Our roles have reversed. I have told her that I am considering moving out because I literally feel nothing. I am emotionally exhausted and I do not have the capital to reinvest into our relationship. The only emotion I feel right now is the remorse for the loss of the love we once held for each other.

I have started looking for another place to live, but I am hesitant to move out. Our entire lives have been about one another. I have tried to get her to go to counseling for years and she has refused to do so, saying that I need counseling; not her. Now that I have told her I plan on leaving she is suggesting counseling. Why am I unreceptive to this notion now? It was my idea initially and she scorned the suggestion. Shouldn't I be happy that she wants to make it better? Instead I find myself wondering why I didn't take the chance to break off the marriage earlier.

She previously moved out for about two months and then decided to come back. She says it was because she decided she wanted to be with me;. When she moved back in I still wanted to have our life together. The marriage just didn't get better. I broke her trust in me and it never came back.

I think I want to end this marriage, but I can't bring myself to tell her I am leaving. I am not happy. I haven't been truly happy in years. She has been miserable as well, initially because of the pain I caused and now for the pain I may cause by leaving. I love my wife. She is my best friend, but I do not feel that I love her as I used to....when we were "in love."

Physical contact with her has always been a manifestation of my emotinal feelings toward her. I would always touch her whenever I was within arms reach. I would walk across the house just to hug her. Now as we sit on the couch together I can't bring myself to put my arm around her. It feels fake to me and I don't want to make her think everything is ok when it isn't.

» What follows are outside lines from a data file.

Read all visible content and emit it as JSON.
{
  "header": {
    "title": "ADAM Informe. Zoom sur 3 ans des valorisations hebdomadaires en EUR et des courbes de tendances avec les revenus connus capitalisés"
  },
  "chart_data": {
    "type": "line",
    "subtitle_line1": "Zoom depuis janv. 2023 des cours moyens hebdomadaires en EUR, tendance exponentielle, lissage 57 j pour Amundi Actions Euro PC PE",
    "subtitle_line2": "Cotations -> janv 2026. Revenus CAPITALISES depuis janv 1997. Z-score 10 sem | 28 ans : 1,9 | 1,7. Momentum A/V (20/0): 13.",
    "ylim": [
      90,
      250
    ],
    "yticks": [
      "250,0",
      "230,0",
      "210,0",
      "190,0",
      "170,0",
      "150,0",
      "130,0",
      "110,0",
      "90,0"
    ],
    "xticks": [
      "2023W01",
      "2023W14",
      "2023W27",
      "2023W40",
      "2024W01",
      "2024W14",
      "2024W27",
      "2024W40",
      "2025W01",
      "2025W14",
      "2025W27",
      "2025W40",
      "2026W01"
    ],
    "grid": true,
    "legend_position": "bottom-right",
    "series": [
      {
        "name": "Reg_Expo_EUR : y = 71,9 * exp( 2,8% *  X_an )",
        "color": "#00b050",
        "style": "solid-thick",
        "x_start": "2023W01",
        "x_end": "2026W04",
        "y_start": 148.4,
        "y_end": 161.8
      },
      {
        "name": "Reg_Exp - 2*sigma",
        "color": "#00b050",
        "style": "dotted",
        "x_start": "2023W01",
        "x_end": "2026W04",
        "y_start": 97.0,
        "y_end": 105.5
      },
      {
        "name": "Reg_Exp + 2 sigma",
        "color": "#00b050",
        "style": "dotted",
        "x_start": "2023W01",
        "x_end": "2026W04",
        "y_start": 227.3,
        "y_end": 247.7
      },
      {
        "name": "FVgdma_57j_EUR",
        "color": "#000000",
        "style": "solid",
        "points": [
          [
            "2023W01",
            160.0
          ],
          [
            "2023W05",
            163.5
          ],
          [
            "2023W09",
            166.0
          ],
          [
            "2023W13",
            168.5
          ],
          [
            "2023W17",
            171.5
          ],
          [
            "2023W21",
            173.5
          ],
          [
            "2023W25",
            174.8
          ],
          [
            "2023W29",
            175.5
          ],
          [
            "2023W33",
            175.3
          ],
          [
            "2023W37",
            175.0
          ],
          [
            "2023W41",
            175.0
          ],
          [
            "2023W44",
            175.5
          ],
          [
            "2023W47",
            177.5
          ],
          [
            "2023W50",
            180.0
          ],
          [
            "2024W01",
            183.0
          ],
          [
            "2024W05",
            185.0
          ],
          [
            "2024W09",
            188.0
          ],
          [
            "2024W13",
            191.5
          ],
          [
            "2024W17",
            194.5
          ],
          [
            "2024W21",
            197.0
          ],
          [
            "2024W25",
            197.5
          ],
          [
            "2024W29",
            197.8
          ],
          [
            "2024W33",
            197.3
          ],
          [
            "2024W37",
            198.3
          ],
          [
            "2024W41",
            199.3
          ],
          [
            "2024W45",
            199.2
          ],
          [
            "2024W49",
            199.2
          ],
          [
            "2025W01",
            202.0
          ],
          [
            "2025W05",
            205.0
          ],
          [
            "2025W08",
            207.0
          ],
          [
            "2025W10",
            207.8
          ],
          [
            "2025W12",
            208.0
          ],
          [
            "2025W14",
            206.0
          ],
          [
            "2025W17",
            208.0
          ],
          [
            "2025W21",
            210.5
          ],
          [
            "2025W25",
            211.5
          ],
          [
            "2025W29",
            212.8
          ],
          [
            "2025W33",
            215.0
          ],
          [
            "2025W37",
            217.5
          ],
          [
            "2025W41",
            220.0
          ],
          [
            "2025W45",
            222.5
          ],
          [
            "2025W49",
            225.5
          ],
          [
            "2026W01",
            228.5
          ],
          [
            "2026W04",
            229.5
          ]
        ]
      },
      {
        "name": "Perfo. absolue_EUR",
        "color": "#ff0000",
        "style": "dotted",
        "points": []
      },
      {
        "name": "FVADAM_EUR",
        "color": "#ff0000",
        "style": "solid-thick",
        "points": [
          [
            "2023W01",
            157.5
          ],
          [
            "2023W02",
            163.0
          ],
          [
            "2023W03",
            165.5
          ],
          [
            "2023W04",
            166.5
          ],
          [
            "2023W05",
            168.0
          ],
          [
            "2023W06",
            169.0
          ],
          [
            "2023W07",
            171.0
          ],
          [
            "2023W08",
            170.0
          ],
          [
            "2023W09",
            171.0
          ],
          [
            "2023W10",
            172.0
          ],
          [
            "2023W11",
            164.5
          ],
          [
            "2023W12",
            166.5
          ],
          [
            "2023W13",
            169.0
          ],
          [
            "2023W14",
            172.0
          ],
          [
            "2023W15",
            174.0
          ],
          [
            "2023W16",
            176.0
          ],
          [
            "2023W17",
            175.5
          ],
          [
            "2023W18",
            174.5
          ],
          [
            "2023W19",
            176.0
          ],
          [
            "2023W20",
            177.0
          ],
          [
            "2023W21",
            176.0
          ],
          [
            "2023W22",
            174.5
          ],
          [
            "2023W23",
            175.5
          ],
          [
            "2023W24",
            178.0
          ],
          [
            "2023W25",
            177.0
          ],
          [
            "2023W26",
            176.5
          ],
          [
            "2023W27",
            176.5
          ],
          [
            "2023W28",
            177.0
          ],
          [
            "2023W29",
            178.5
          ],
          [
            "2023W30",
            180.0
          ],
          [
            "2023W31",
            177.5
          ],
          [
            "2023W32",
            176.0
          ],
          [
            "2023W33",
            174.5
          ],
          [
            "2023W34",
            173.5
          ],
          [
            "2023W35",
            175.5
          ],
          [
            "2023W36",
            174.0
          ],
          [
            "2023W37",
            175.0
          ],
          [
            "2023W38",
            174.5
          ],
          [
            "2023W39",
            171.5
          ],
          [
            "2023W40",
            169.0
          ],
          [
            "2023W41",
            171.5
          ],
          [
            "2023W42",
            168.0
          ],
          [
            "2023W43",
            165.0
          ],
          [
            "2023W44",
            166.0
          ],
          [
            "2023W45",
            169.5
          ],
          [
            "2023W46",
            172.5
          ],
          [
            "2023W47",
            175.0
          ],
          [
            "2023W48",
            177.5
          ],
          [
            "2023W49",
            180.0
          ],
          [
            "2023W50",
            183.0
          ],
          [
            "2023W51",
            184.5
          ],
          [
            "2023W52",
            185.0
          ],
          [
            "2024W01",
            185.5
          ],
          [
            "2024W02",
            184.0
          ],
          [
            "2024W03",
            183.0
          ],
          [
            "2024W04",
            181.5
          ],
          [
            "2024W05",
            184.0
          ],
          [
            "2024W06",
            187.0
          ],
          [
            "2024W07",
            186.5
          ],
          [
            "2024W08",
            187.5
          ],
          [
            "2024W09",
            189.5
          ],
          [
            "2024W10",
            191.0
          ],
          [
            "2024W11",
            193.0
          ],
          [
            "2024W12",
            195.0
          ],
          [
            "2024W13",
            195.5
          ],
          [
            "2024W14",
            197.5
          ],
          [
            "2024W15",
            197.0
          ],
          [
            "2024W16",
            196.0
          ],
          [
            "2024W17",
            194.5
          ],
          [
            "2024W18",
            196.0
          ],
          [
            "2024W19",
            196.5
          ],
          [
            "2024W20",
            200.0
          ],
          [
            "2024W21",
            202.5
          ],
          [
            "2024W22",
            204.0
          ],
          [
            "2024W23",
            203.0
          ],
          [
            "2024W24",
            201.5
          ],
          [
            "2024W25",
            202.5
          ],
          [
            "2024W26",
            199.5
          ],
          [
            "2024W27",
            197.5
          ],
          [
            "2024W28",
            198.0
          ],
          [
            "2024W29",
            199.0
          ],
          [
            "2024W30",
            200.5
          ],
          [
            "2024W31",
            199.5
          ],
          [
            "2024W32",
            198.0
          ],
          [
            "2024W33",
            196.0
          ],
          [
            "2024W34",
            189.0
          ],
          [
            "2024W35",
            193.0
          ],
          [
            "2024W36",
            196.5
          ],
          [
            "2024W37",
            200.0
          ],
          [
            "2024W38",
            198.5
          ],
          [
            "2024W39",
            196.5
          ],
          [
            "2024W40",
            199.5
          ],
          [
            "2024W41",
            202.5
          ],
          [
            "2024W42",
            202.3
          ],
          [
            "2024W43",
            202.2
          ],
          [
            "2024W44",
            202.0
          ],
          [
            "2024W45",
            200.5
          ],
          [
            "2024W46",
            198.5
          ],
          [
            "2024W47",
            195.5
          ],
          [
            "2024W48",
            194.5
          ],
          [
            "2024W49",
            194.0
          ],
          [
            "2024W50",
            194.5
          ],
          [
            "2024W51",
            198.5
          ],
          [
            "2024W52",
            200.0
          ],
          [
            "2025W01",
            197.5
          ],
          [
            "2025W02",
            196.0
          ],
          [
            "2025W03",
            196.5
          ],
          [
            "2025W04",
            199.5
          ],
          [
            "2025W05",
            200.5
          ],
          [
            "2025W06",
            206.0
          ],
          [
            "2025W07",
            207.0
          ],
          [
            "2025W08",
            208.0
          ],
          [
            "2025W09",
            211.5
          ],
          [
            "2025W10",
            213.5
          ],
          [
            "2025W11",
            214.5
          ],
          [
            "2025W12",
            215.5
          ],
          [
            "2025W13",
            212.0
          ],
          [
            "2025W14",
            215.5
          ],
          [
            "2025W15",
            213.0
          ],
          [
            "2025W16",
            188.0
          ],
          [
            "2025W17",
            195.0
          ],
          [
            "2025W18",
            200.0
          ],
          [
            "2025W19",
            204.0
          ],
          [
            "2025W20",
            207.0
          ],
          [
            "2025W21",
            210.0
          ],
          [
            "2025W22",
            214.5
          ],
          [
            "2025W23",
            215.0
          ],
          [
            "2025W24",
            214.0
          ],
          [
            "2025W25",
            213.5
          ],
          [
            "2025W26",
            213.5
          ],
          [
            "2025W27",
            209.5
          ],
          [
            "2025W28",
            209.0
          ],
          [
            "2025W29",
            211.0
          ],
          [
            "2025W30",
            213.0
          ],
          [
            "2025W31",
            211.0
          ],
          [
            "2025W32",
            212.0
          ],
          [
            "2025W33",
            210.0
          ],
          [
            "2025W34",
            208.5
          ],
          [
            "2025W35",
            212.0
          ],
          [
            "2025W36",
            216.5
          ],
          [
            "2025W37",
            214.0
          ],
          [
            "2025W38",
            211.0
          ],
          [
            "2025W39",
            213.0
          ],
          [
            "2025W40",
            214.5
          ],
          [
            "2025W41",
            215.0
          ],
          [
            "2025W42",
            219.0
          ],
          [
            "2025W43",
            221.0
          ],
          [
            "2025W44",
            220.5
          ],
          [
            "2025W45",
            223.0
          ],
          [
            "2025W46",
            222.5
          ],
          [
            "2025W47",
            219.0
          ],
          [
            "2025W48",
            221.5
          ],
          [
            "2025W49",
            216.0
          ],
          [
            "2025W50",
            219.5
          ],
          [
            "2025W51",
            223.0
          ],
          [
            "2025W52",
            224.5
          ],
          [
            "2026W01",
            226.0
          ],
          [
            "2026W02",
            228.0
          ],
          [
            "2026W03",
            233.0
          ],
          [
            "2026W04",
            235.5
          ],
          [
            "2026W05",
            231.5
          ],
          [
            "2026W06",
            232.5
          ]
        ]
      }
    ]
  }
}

I need some advice. I know I have not captured everything that is necessary to formulate an opinion that might help, but these are the highlights that I hope will get me some insightful and helpful comments. Other than the one night stand before we were married, there has been no infidelity in our relationship.


----------



## HerToo (Oct 3, 2011)

Wow! This is almost an exact copy of what I posted a few weeks ago.

First, is there anyone else in your life right now?

Second, go to counseling. You need to understand your feelings.

I'm right there with you. But I'm at least in counseling.

Good luck!


----------



## HelpMeFigureThisOut (Nov 28, 2011)

HerToo - No, there is no one else in my life. Thanks for the advice. I will look into counseling before I take action to end the marriage. I would like for it to work out, but I would also like for it to end. I guess that's what the counselors are for.


----------



## HerToo (Oct 3, 2011)

I also love my wife, but I lack the passion that I once had for her. I care for her well being, and asking for a divorce would crush her. I get closer to "wanting it to end" each day. But I have to try saving it. 

We grew apart some time ago. I compounded the problem by having an affair. I'm glad you didn't have an affair. It makes things worse for both.

Good luck!


----------